By applying the matrix obtained by these calculations to the vertices and normals, the Boid transform data is reflected.
I think that objects that move like a group like this are drawn.
Figure 3.8: Execution result
The implementation introduced in this chapter uses the minimum Boids algorithm, but it has different characteristics such as a large group or a number of small colonies even by adjusting the parameters. I think it will move. In addition to the basic rules of conduct shown here, there are other rules to consider. For example, if this is a school of fish and foreign enemies that prey on them appear, they will naturally move away, and if there are obstacles such as terrain, the fish will avoid hitting them. When thinking about vision, the field of view and accuracy differ depending on the species of animal, and I think that if you exclude other individuals outside the field of view from the calculation process, it will be closer to the actual one. The characteristics of movement also change depending on the environment such as whether it flies in the sky, moves in water, or moves on land, and the characteristics of the motor organs for locomotion. You should also pay attention to individual differences.

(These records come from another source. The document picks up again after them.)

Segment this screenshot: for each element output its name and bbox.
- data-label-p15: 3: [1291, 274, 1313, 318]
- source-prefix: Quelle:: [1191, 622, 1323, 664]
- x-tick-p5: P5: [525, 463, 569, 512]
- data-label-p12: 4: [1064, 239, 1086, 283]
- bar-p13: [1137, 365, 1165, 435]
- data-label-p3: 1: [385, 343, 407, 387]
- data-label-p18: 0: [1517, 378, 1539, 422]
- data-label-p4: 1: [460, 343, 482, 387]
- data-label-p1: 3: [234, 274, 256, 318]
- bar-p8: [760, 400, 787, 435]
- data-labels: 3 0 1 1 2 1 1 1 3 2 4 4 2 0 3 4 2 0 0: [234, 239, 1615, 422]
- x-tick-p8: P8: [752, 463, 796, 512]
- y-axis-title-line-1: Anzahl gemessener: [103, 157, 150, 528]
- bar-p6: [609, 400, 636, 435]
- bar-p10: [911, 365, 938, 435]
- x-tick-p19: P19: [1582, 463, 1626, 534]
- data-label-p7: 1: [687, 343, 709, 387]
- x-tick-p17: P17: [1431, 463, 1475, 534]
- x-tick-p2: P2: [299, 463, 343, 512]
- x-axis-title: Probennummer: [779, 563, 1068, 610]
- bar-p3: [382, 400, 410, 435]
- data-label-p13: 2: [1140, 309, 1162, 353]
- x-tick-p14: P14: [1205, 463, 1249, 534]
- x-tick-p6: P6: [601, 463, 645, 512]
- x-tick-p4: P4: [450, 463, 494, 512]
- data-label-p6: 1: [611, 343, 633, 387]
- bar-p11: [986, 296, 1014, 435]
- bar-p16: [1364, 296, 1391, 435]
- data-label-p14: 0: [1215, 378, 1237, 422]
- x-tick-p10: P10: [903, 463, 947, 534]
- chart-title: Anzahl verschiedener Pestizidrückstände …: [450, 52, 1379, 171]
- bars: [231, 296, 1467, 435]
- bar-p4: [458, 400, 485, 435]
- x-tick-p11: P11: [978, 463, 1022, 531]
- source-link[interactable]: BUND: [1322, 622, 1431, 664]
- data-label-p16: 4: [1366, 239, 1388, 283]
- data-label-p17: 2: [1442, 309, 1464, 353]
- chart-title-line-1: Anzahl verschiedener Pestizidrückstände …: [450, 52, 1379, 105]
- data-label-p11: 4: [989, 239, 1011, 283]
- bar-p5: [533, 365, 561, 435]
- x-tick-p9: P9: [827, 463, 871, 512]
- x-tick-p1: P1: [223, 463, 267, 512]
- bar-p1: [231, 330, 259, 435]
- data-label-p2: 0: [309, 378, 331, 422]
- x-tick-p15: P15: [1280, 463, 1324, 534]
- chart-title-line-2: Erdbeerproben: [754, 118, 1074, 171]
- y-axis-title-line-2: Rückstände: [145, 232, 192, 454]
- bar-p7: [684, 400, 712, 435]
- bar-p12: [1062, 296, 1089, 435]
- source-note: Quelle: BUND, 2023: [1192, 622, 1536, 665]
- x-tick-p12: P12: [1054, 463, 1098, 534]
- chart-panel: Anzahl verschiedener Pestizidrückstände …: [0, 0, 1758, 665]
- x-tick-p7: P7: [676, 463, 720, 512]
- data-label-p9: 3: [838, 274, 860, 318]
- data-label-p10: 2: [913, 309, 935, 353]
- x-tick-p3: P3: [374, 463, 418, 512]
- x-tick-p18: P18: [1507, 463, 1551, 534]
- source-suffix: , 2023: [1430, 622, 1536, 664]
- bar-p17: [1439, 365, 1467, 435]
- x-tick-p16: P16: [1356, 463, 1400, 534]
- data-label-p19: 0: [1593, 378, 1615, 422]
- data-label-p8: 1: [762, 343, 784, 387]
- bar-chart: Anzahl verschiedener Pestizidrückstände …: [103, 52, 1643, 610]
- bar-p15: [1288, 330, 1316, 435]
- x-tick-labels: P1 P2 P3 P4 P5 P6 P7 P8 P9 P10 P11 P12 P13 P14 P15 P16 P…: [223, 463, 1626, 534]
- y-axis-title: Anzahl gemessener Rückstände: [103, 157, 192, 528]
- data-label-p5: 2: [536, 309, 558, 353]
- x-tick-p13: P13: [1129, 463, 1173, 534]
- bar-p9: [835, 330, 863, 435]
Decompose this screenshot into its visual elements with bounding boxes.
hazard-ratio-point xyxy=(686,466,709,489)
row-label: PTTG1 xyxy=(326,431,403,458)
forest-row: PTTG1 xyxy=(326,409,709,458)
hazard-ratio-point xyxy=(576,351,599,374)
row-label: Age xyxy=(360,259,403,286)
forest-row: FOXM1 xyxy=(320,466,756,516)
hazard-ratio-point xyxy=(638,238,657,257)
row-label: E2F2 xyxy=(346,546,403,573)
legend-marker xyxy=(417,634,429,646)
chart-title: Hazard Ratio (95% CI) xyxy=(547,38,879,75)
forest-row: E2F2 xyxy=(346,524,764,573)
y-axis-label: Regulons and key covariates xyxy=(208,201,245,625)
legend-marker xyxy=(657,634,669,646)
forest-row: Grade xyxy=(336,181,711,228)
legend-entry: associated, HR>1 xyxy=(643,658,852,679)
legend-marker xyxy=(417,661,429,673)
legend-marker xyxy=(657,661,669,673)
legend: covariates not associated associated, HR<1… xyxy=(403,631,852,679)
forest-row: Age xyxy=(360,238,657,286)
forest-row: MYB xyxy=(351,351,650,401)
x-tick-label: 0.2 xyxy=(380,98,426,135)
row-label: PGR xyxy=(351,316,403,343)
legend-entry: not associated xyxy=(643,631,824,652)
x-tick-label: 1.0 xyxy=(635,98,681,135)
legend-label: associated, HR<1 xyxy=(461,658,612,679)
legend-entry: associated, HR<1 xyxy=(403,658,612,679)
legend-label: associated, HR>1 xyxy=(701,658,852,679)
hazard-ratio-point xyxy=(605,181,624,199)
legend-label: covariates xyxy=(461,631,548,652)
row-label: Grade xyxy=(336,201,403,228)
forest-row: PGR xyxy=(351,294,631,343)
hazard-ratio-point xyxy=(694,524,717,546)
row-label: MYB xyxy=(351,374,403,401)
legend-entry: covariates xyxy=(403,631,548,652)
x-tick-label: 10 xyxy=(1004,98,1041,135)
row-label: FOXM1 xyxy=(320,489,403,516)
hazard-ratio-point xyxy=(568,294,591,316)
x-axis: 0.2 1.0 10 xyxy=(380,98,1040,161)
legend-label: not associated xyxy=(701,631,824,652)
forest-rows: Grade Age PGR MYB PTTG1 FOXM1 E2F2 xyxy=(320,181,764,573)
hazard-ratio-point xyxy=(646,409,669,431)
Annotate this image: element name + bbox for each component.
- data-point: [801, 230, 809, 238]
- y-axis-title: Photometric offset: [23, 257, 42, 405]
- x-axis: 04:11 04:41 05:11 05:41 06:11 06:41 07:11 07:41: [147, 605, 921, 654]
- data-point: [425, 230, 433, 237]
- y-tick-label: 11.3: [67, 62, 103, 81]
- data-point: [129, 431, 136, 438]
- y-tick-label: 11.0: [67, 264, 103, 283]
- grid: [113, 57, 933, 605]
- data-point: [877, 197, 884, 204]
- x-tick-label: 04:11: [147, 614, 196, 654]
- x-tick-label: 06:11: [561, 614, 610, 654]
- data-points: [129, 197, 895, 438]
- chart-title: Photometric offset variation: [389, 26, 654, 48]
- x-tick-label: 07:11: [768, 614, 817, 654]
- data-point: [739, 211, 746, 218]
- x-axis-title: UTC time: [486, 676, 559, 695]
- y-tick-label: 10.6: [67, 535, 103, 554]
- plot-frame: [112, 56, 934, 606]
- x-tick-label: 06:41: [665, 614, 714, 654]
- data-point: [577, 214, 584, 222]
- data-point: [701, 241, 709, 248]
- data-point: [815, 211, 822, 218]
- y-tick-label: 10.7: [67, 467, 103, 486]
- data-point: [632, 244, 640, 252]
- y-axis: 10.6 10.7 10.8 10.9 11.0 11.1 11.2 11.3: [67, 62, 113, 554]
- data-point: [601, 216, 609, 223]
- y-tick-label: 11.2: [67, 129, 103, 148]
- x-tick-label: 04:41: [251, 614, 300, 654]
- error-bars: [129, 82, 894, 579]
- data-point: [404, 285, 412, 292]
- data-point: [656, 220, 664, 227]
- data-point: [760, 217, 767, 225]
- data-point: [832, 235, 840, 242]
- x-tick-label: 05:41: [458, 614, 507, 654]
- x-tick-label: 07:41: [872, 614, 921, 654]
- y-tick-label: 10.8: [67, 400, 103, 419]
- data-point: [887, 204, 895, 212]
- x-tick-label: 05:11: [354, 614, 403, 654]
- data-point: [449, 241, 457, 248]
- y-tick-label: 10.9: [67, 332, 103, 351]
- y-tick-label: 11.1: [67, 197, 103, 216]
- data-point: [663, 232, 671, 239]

Parallel processing by GPU can calculate more individuals than calculation by CPU, but basically the calculation with other individuals is done by brute force, and the calculation efficiency is not very good. To do this, the calculation cost is improved by improving the efficiency of searching for nearby individuals, such as registering individuals in an area divided by a grid or block according to their position and performing calculation processing only for individuals existing in adjacent areas. Can be suppressed.
There is still plenty of room for improvement, and by applying appropriate implementation and behavioral rules, we will be able to express even more beautiful, powerful, dense and tasty group movements. I want to be able to do it.